George Siemens (@gsiemens)
12/18/12 8:55 PM
"there is time and room..to invent another model [mooc], a responsible and relevant one for the challenges of our time" globalhighered.wordpress.com/2012/12/18/the…

Education brands are investing in digital platforms for maintaining the traditional way of learning for the benefit of the same big ones, this. “If we want things to stay as they are, things will have to change” as Lampedusa told us in his famous novel The Leopard. This is how digital technology is perversely used and how we miss their powerful enticement for innovation in education processes.

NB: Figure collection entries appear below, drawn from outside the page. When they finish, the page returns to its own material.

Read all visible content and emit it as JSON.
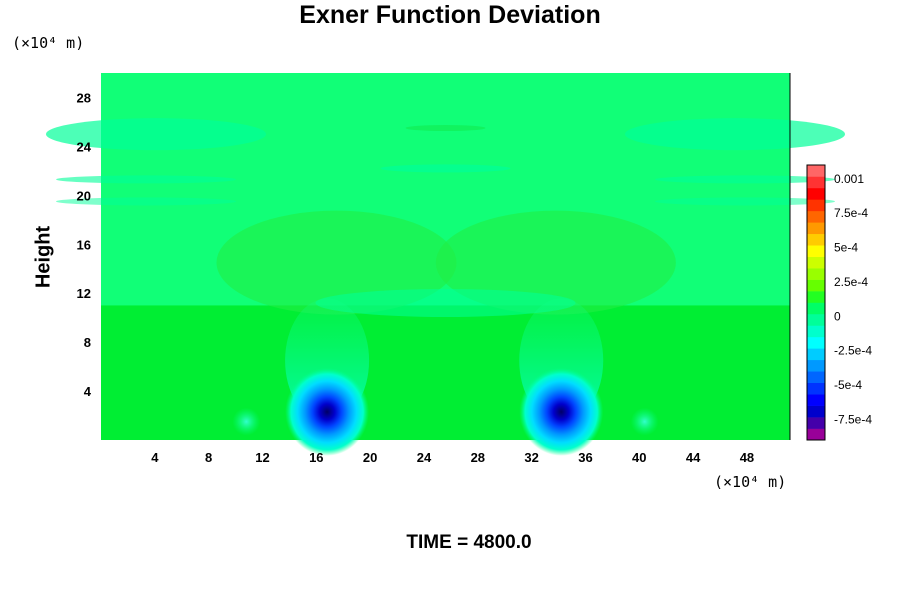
{
  "colors": {
    "field_background": "#00ee33",
    "upper_background": "#11ff77",
    "colorbar": [
      "#990099",
      "#4400aa",
      "#0000cc",
      "#0000ff",
      "#0033ff",
      "#0066ff",
      "#0099ff",
      "#00ccff",
      "#00ffff",
      "#00ffcc",
      "#00ff99",
      "#00ff66",
      "#22ff22",
      "#66ff00",
      "#99ff00",
      "#ccff00",
      "#ffff00",
      "#ffcc00",
      "#ff9900",
      "#ff6600",
      "#ff3300",
      "#ff0000",
      "#ff3333",
      "#ff6666"
    ]
  },
  "chart_data": {
    "type": "heatmap",
    "title": "Exner Function Deviation",
    "xlabel": "",
    "ylabel": "Height",
    "x_unit": "(×10⁴ m)",
    "y_unit": "(×10⁴ m)",
    "xlim": [
      0,
      51.2
    ],
    "ylim": [
      0,
      30
    ],
    "xticks": [
      4,
      8,
      12,
      16,
      20,
      24,
      28,
      32,
      36,
      40,
      44,
      48
    ],
    "yticks": [
      4,
      8,
      12,
      16,
      20,
      24,
      28
    ],
    "colorbar": {
      "range": [
        -0.0009,
        0.0011
      ],
      "ticks": [
        {
          "value": 0.001,
          "label": "0.001"
        },
        {
          "value": 0.00075,
          "label": "7.5e-4"
        },
        {
          "value": 0.0005,
          "label": "5e-4"
        },
        {
          "value": 0.00025,
          "label": "2.5e-4"
        },
        {
          "value": 0,
          "label": "0"
        },
        {
          "value": -0.00025,
          "label": "-2.5e-4"
        },
        {
          "value": -0.0005,
          "label": "-5e-4"
        },
        {
          "value": -0.00075,
          "label": "-7.5e-4"
        }
      ]
    },
    "features": [
      {
        "kind": "minimum",
        "x": 16.8,
        "y": 2.3,
        "value": -0.0008
      },
      {
        "kind": "minimum",
        "x": 34.2,
        "y": 2.3,
        "value": -0.0008
      },
      {
        "kind": "minimum",
        "x": 10.8,
        "y": 1.5,
        "value": -0.0001
      },
      {
        "kind": "minimum",
        "x": 40.4,
        "y": 1.5,
        "value": -0.0001
      }
    ]
  },
  "footer": {
    "time_label": "TIME = 4800.0"
  }
}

our myth.. if we're changing ... we're good.
if it's shinier ... we're good.
let's not moot mooc..

interesting where minds are going (perhaps where actuality is going) with moocs.
interesting the things talked about as lacking in this article are the very essence of their beginnings several years ago..
no?


Back to Cormier, the guy who coined the term “MOOC” back in 2008, long before Stanford’s massively-hyped online artificial intelligence class. That’s an important piece of education technology history that’s been overlooked a lot this year as Sebastian Thrun and his Stanford colleagues have received most of the credit in the mainstream press for “inventing” the MOOC.
But MOOCs have a longer history, dating back to some of the open online learning experiments conducted by Cormier, George Siemens, Stephen Downes, Alec Couros, David Wiley and others. Downes and Siemens’ 2008 class "Connectivism and Connective Knowledge,”for example, was offered to some 20-odd tuition-paying students at the University of Manitoba, along with over 2300 who signed up for a free and open version online.
In July, Downes made the distinction between “cMOOCs,” the types he has offered, and “xMOOCs,” those offered by Udacity, Coursera, edX and others. The terminology is very useful to help distinguish between the connectivist origins of MOOCs (and the connectivist principles and practices of open learning and online networks) and the MOOCs that have made headlines this year (with their emphasis on lecture videos and multiple choice tests). While cMOOCs are strongly connectivist and Canadian, xMOOCs, as Mike Caulfield contends, exist “at the intersection of Wall Street and Silicon Valley.”